4. The registrant's other certifying officers and I are responsible for
establishing and maintaining disclosure controls and procedures (as defined in
Exchange Act Rules 13a-14 and 15d-14) for the registrant and have:

a) designed such disclosure controls and procedures to ensure that material
information relating to the registrant, including its consolidated subsidiaries,
is made known to us by others within those entities, particularly during the
period in which this quarterly report is being prepared;

b) evaluated the effectiveness of the registrant's disclosure controls and
procedures as of a date within 90 days prior to the filing date of this
quarterly report (the"Evaluation Date"); and

c) presented in this quarterly report our conclusions about the
effectiveness of the disclosure controls and procedures based on our evaluation
as of the Evaluation Date;

5. The registrant's other certifying officers and I have disclosed, based on our
most recent evaluation, to the registrant's auditors and the audit committee of
registrant's board of directors (or person's performing the equivalent
functions):

a) all significant deficiencies in the design or operation of internal
controls which could adversely affect the registrant's ability to record,
process, summarize and report financial data and have identified for the
registrant's auditors any material weakness in internal controls; and

b) any fraud, whether or not material, that involves management or other
employees who have a significant role in the registrant's internal controls; and

6. The registrant's other certifying officers and I have indicated in this
quarterly report whether there were significant changes in internal controls or
in other factors that could significantly affect internal controls subsequent to
the date of our most recent evaluation, including any corrective actions with
regard to significant deficiencies and material weakness.

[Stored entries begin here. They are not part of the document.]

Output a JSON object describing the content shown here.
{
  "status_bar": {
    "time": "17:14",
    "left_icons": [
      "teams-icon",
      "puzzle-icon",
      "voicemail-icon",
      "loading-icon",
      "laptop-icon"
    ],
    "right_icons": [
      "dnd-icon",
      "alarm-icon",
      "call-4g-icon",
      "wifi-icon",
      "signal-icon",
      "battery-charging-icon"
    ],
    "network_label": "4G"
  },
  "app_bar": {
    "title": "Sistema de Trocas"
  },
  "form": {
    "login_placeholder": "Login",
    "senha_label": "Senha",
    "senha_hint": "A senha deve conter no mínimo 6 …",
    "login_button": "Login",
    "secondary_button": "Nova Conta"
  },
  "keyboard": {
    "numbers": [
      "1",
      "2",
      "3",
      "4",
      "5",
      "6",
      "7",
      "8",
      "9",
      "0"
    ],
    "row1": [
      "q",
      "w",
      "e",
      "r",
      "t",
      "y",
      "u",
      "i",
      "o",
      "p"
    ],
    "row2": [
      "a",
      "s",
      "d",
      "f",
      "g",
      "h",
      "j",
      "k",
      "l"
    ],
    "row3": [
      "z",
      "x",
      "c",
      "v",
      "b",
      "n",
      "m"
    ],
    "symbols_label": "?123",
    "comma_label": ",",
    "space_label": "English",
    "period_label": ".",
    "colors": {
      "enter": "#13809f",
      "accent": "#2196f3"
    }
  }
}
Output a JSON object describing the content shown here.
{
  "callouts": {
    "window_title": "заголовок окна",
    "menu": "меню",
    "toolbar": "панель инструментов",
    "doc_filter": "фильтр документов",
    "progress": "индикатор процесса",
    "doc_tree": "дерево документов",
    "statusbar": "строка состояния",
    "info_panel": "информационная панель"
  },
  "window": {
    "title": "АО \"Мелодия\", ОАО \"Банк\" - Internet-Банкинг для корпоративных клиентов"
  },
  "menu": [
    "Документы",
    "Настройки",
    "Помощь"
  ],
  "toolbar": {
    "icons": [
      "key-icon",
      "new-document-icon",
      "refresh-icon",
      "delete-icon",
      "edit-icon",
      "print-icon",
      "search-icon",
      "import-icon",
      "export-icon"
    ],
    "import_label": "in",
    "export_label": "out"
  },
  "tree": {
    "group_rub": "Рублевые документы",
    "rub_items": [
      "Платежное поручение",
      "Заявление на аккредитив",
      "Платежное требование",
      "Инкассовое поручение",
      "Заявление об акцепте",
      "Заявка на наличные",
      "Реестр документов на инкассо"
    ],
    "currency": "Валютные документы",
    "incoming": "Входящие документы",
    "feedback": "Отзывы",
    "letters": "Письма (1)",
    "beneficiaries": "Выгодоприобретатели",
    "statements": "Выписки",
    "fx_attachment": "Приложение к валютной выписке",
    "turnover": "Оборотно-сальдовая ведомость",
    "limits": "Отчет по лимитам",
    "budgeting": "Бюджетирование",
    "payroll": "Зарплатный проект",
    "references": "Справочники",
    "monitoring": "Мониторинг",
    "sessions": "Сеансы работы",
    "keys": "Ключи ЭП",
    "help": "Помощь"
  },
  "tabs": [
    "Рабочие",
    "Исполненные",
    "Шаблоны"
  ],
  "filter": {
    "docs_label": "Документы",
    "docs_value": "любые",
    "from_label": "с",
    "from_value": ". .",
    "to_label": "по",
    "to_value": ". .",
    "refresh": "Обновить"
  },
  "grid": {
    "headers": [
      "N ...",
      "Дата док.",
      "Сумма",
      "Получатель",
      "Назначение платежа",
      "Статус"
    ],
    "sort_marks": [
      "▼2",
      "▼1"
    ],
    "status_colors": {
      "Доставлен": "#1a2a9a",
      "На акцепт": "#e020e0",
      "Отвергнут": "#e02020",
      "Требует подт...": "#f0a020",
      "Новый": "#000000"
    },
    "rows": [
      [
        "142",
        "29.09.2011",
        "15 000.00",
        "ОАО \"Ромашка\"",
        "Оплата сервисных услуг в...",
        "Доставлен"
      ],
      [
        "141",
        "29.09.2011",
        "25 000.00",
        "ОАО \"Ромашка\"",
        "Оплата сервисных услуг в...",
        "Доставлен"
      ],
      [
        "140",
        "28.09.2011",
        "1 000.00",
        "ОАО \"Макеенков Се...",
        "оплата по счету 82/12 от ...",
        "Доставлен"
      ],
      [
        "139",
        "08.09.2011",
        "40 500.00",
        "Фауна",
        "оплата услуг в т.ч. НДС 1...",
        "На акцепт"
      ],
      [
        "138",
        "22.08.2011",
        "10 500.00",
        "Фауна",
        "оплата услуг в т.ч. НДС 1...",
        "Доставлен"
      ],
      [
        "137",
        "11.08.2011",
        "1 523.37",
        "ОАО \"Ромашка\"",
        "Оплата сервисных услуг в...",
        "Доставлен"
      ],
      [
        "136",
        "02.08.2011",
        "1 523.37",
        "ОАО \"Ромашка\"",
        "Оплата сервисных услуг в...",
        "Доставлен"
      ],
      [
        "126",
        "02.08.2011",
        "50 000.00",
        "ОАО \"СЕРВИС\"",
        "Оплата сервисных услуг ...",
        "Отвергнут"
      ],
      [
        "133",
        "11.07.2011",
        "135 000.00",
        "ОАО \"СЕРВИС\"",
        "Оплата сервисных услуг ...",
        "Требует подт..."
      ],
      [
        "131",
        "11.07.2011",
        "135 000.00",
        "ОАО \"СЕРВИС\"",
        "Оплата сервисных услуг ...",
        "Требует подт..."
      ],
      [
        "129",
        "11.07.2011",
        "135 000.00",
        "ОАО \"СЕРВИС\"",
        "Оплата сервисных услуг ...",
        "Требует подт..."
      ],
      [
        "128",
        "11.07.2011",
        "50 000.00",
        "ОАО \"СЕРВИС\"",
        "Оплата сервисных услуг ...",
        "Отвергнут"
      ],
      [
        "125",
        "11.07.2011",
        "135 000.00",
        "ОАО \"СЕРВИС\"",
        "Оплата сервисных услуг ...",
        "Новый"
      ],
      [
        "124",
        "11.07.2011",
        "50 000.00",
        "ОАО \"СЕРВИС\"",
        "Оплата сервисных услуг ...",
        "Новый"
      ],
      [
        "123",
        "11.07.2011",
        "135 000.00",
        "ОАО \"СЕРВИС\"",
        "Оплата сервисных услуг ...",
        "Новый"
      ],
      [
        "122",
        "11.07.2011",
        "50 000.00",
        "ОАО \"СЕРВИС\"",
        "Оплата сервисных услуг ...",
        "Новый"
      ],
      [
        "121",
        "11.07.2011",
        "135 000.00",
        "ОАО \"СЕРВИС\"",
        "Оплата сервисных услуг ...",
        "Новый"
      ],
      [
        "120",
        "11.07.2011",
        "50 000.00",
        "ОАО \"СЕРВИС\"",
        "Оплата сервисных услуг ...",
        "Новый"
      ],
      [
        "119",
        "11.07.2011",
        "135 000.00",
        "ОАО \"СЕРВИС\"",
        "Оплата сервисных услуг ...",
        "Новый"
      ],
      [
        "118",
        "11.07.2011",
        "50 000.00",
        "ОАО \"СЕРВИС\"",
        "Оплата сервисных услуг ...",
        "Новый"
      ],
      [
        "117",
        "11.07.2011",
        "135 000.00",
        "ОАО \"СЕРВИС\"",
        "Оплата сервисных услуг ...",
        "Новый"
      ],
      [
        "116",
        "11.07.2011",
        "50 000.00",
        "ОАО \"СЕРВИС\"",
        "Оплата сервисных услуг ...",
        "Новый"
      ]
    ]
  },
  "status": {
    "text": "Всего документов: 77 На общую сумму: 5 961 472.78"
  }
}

Date: May 15, 2003 By: /s/ Patrycia T. Barnard
------------------------------
Patrycia T. Barnard
Vice President and Treasurer
(chief accounting officer)

19

BAYCORP HOLDINGS, LTD.


EXHIBIT INDEX



Exhibit No. Description
- ----------- -----------

99.1 Certification pursuant to Section 906 of the Sarbanes-Oxley
Act of 2002.

99.2 Certification pursuant to Section 906 of the Sarbanes-Oxley
Act of 2002.

99.3 BayCorp Earning Release for the quarter ended March 31, 2003.